PBQs are simulations where you configure settings, analyze logs, or solve scenarios. You can't pass by memorization alone.
- Set up a home lab (VirtualBox + free firewall/IDS tools)
- Practice analyzing log files and identifying threats
- Get comfortable with command-line tools (netstat, nmap basics, etc.)
- Work through scenario-based practice questions
Week 9-10: Practice Exam Intensive
Goal: Simulate exam conditions and identify remaining gaps.
- Take full-length practice exams (timed, no notes)
- Review every wrong answer—understand WHY it was wrong
- Track your scores by domain to find weak areas
- Target additional study to consistently weak domains
Week 11-12: Final Review and Exam
Goal: Consolidate knowledge and peak for exam day.
- Review all flashcards and notes
- Take 1-2 more practice exams to confirm readiness
- Focus on acronyms and port numbers (easy points)
- Night before: light review only, get good sleep
Recommended Resources
Primary Study Guide (Pick One)
- CompTIA Security+ Study Guide by Mike Chapple & David Seidl — Comprehensive, well-organized
- Professor Messer's Free Video Course — Excellent for visual learners, covers all objectives
- Jason Dion's Udemy Course — Great for those who prefer structured video learning
Practice Exams (Critical)
- CompTIA CertMaster Practice — Official practice questions
- Jason Dion's Practice Exams — Realistic difficulty level
- Kaplan IT Training — Good for PBQ practice
Supplementary Resources
- CompTIA Security+ Acronym List — Memorize this
- Port number cheat sheet — Know common ports cold
- TryHackMe or Hack The Box — For hands-on practice (optional but valuable)
Common Mistakes to Avoid
1. Relying on Brain Dumps
Brain dumps are exam questions shared illegally. Using them is cheating, can get your cert revoked, and doesn't help you actually learn. Don't do it.

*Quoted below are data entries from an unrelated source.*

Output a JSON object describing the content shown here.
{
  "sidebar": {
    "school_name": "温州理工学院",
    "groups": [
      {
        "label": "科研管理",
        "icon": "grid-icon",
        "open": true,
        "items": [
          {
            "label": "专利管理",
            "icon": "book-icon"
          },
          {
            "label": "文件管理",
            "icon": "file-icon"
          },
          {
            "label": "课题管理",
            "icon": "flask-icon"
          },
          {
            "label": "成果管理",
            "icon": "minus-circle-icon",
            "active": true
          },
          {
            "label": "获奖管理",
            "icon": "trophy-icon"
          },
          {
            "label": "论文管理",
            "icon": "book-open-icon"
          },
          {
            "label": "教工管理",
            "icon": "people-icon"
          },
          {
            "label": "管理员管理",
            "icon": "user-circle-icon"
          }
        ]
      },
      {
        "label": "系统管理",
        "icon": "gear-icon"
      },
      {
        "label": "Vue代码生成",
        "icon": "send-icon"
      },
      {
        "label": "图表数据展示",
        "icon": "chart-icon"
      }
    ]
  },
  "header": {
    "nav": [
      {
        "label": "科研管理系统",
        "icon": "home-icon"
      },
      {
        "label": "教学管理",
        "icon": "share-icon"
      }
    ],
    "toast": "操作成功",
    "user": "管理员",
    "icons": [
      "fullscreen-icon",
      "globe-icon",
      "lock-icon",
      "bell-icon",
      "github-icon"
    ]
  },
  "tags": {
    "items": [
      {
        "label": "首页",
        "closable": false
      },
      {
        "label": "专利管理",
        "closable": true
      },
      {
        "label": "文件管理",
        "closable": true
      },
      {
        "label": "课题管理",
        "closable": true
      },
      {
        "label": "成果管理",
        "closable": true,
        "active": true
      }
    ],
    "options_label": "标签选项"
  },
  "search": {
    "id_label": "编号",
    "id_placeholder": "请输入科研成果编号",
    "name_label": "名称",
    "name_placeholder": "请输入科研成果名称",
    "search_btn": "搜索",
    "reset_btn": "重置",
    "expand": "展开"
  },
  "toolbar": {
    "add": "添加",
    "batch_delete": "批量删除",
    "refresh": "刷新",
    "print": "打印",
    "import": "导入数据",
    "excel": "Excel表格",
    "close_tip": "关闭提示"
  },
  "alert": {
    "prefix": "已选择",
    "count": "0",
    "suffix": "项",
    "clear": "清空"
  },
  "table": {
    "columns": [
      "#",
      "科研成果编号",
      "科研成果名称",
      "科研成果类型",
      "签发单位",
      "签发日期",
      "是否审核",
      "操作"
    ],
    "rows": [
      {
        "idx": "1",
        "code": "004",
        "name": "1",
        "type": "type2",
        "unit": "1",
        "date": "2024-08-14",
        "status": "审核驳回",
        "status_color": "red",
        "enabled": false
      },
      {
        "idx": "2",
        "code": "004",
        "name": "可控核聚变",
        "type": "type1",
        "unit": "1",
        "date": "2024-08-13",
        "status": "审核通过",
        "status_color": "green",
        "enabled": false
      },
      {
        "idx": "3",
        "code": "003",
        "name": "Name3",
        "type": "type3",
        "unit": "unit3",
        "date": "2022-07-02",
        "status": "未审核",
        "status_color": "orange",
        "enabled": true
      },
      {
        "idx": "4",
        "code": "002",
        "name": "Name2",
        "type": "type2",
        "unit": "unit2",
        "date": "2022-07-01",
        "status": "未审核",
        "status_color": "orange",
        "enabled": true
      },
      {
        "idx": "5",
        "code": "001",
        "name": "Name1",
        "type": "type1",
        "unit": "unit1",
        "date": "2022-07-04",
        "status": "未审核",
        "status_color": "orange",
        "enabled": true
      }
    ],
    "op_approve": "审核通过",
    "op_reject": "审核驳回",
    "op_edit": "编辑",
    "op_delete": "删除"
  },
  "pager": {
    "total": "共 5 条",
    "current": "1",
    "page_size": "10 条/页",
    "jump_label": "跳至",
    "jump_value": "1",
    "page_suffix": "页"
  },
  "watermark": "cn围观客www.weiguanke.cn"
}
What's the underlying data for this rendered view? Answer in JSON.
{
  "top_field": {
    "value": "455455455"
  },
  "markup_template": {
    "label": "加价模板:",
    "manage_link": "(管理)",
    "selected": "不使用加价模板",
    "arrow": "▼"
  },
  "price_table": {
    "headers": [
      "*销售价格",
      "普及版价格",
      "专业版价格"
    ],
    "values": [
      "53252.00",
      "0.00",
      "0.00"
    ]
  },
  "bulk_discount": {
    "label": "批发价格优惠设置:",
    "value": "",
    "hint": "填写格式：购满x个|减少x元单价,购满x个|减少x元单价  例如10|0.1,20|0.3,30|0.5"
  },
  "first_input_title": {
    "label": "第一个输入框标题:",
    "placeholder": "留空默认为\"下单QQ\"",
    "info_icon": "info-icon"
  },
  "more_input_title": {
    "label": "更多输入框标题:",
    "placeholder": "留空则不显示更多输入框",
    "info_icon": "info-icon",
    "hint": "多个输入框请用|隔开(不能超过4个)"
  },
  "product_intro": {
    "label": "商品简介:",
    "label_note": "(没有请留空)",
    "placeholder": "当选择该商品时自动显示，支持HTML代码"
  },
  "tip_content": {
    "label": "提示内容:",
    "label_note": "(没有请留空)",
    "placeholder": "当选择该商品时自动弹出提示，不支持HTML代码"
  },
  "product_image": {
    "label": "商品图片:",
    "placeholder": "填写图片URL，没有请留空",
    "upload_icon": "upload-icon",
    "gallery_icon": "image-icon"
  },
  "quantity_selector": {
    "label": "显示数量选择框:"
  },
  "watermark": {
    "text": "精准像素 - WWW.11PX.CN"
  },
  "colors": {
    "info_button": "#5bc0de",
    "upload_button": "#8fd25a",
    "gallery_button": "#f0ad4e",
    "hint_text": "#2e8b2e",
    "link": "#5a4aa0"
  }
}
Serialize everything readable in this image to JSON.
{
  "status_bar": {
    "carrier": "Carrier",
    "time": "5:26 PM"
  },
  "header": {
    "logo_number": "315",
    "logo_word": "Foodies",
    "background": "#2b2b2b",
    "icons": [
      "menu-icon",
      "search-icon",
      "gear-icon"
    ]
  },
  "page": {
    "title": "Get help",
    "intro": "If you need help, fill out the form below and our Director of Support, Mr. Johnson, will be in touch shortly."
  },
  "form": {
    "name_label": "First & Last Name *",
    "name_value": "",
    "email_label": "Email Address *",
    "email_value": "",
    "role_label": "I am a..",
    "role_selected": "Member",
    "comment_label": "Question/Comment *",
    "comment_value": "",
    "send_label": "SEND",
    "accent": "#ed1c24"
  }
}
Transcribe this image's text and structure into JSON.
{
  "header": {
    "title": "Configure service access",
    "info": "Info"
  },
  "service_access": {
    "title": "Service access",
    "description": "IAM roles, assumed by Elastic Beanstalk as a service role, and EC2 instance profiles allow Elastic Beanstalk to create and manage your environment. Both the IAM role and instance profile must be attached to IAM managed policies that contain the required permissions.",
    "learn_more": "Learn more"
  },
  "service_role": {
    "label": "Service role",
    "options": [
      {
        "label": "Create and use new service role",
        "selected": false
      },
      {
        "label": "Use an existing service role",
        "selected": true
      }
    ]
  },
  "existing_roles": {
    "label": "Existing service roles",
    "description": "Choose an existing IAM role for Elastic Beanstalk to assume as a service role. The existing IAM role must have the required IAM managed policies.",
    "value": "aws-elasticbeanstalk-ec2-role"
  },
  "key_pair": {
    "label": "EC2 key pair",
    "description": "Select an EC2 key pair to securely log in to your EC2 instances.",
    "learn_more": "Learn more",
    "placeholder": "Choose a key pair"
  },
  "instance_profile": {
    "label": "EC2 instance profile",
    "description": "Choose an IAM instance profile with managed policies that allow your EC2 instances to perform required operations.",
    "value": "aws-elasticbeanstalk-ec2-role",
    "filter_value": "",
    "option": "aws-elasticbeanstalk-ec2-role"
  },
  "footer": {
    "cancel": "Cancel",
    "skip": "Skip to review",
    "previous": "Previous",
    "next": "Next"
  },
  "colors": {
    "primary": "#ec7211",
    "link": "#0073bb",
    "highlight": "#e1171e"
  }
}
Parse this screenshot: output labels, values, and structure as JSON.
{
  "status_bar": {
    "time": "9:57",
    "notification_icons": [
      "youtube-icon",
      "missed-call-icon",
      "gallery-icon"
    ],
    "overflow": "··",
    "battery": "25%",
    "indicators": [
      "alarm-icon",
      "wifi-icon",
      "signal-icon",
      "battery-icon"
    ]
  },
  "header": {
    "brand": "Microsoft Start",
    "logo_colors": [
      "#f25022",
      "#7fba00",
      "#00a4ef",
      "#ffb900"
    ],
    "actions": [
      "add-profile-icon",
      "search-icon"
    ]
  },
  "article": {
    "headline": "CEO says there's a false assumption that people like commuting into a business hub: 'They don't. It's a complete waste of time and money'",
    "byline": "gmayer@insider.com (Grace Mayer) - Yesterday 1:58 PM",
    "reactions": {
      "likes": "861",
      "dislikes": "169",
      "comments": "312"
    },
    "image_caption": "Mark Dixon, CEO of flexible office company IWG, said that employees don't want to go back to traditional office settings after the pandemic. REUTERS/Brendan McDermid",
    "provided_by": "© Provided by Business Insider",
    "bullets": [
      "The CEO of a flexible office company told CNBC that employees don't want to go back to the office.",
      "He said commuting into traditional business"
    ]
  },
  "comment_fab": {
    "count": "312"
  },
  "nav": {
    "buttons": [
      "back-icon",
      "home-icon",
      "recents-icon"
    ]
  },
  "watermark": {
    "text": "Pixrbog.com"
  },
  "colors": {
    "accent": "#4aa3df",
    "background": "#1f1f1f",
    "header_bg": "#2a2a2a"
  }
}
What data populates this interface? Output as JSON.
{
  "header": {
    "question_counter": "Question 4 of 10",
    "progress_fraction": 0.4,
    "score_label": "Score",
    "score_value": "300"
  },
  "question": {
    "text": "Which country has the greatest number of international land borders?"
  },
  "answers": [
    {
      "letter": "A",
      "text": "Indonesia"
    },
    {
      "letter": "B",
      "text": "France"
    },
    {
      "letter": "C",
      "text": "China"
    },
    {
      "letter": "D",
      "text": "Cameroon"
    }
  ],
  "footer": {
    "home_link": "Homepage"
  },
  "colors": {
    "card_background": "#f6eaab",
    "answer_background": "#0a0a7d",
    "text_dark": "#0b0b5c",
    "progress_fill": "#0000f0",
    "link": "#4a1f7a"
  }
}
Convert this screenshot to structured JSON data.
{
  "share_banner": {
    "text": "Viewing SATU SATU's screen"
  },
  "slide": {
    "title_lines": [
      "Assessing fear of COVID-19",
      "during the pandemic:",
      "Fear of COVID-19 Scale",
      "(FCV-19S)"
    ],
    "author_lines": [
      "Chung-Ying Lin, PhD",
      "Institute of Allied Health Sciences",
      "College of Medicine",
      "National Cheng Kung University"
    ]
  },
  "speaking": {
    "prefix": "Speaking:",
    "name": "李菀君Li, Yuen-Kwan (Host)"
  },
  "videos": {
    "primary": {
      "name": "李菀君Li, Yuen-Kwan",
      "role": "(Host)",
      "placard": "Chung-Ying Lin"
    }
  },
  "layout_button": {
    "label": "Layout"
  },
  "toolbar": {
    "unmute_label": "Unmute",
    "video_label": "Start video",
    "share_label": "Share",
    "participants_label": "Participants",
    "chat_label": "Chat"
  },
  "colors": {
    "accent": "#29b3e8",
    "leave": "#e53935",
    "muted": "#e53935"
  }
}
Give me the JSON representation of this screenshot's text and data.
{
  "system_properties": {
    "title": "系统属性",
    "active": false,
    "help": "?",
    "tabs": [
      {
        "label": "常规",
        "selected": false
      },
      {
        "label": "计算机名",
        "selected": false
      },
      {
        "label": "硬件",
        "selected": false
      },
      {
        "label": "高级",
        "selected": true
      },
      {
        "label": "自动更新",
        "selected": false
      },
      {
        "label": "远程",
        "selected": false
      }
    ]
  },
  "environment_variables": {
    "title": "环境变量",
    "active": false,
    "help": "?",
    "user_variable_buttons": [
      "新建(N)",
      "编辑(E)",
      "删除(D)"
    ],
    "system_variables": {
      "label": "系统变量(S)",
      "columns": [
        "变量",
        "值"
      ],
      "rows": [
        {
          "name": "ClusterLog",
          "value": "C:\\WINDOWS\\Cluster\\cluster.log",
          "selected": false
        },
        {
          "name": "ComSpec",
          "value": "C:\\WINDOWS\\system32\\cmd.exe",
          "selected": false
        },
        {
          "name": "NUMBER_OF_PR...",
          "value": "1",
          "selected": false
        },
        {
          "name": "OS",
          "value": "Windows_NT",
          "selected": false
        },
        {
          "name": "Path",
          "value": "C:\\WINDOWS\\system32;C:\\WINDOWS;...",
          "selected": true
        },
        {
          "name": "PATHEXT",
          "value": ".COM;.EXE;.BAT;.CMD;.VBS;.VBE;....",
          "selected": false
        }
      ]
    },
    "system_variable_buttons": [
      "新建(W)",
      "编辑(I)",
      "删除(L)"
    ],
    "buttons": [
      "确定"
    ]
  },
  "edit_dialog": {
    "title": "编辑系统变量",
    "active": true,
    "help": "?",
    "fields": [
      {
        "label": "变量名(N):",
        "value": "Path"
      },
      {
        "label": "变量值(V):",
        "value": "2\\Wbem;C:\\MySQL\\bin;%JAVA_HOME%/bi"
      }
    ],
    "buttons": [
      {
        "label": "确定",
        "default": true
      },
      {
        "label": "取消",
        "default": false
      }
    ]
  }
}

2. Skipping Performance-Based Questions Practice
PBQs are worth more and appear first on the exam. If you've only done multiple choice practice, you're not ready.
3. Studying Breadth Without Depth
Security+ is broad, but you need real understanding—not just recognition. If you can't explain a concept in your own words, you don't know it well enough.
4. Ignoring the Exam Objectives
Everything on the exam maps to specific objectives. If your study materials don't align with objectives, you're studying the wrong things.
Exam Day Tips
- Skip PBQs initially — Flag them and return after multiple choice. They're time-consuming.
- Manage your time — 90 questions in 90 minutes means ~1 minute per question.
- Read carefully — Look for keywords like "BEST," "FIRST," "MOST." These change the answer.
- Eliminate obviously wrong answers — Even if unsure, improve your odds.
- Don't change answers — Your first instinct is usually right unless you have a specific reason.